Seattle City Attorney says her office is filing more cases, more quickly
In a new report, Seattle City Attorney Ann Davison said misdemeanor cases from the office’s criminal division are moving forward more quickly now than at any time in the past five years — and criminal filings have increased significantly compared to last year, at 124%.
Davison said the median time for her office to make a filing decision on a case is now three days.
Over the past five years, it took the office a median of 129 day to offer any response, Davison said, including whether to decline, divert, or prosecute a case referred for charging by Seattle police. Davison said that waiting more than four months to make a filing decision sent the wrong message to victims of crime.
“That tells a victim that what happened to them didn’t matter, that tells an officer that their work didn’t matter and we just sat here and let things go stale,” she said.
Davison said the delays also meant more cases were dropped as victims or witnesses moved away.
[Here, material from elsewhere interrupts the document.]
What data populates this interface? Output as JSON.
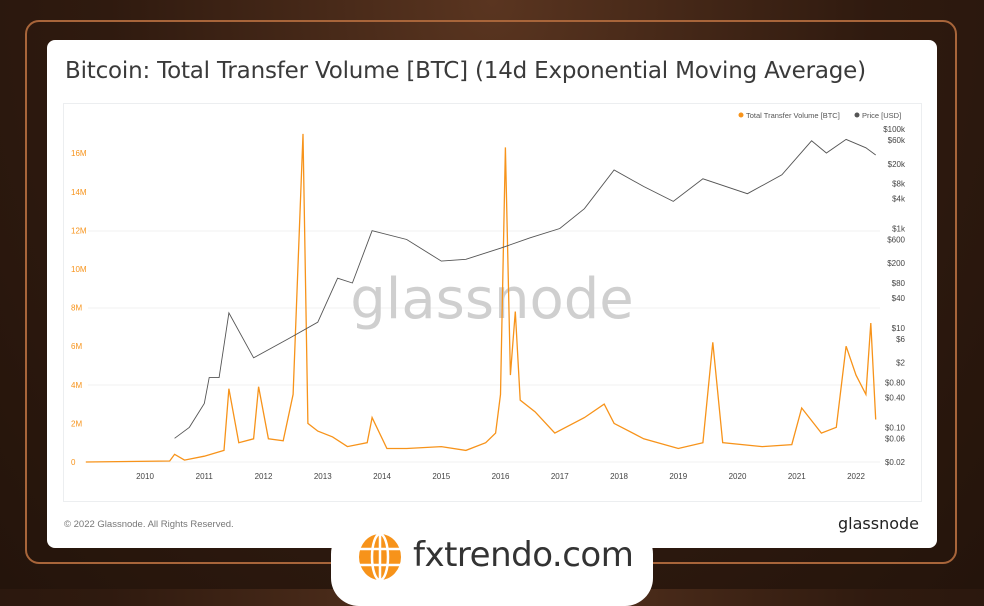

Last year, the office declined more than a quarter of its domestic violence referrals – 27% – due to difficulty in contacting victims. So far this year, she said, just 8% of domestic violence cases were declined for that reason.
“We have seen that dramatic increase in survivor participation in domestic violence, because we’ve been more responsive,” Davison said.
Davison took office this year after incumbent City Attorney Pete Holmes lost his re-election bid. In February, she announced plans to make filing decisions within five days of every police referral.
The report said over 80% of referrals now receive a filing decision within five business days, noting that “domestic violence referrals are afforded an additional week to engage in a trauma informed approach, which considers input from the victim on their safety concerns. Referrals involving LEAD clients get 30 days for clients to engage in services.”
Davison inherited a backlog of 5,000 cases, and this spring announced plans to dismiss 2,000 of those cases in order to act on new ones more quickly. So far, the new report said her office has made filing decisions on 900 of the backlogged cases.